The zinc-specific fluorophore, Zinpyr-1, is used in competition assays to determine the kinetic and thermodynamic parameters of Zn2+ binding to engineered bi-histidine sites located in ubiquitin and the B domain of protein A (BdpA). These binding sites are used in psi analysis studies to investigate structure formation in the folding transition state identified by the change in folding rate upon addition of metal ions. For ubiquitin, the on-rate binding constant and binding affinity for a site located along an alpha-helix are measured to be approximately 10(7) M-1 s-1 and 3 microM, respectively.
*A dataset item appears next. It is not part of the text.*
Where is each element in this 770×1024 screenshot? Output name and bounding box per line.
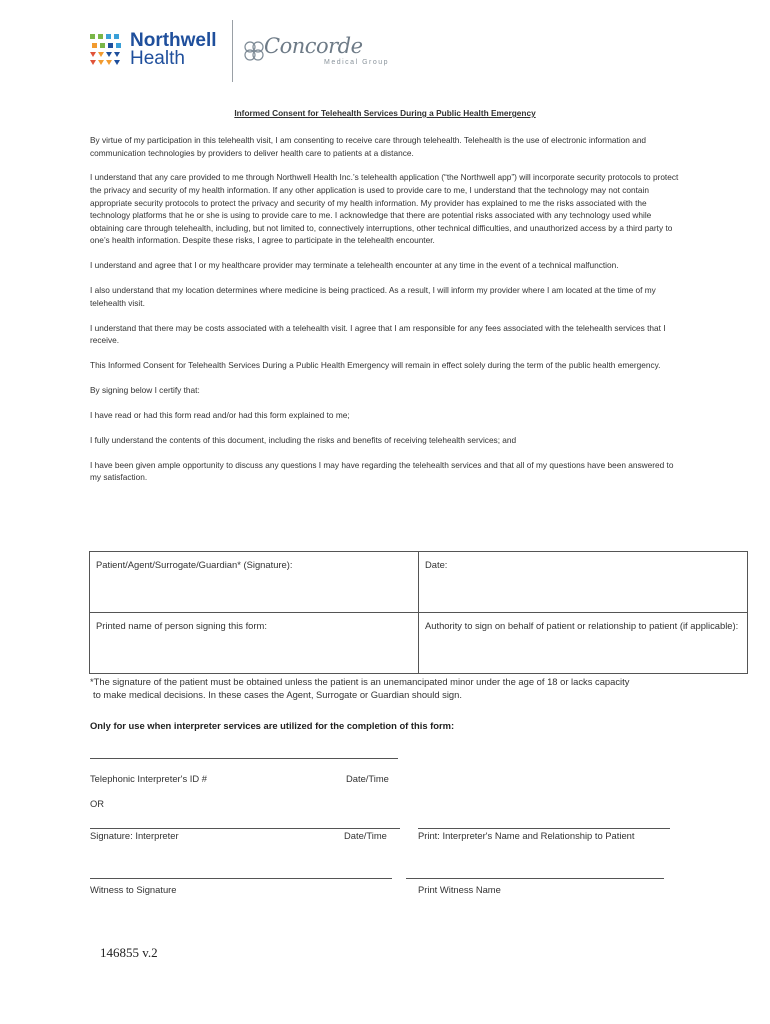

For a site located across two beta-strands, the metal binding affinity was too weak to measure in the dye competition assays (Kd > 55 microM). The equilibrium-determined values for the Zn2+-induced stabilization of ubiquitin and BdpA match the values derived from changes in the global folding and unfolding rates. Therefore, metal ion binding is in fast equilibrium during the transit over the free energy barrier. Accordingly, the folding rate must be slower than the product of the fractional population of a high-energy intermediate with the metal site formed and the metal binding on-rate constant. The known folding rate of 20 s-1 at 1.5 M guanidinium chloride in 400 microM Zn2+ provides an upper bound for the stability of such intermediates (DeltaG(U-I) < 4 kcal/mol). These results support a view of the apparent two-state protein folding reaction surface as a fast pre-equilibrium between the denatured state and a series of high-energy species. The net folding rate is a product of the equilibrium constant of the highest-energy species and a transmission rate. For ubiquitin, we estimate the transmission rate to be approximately 10(4) s-1. Implications for the role of unfolded chain diffusion on folding rates and barrier heights are discussed.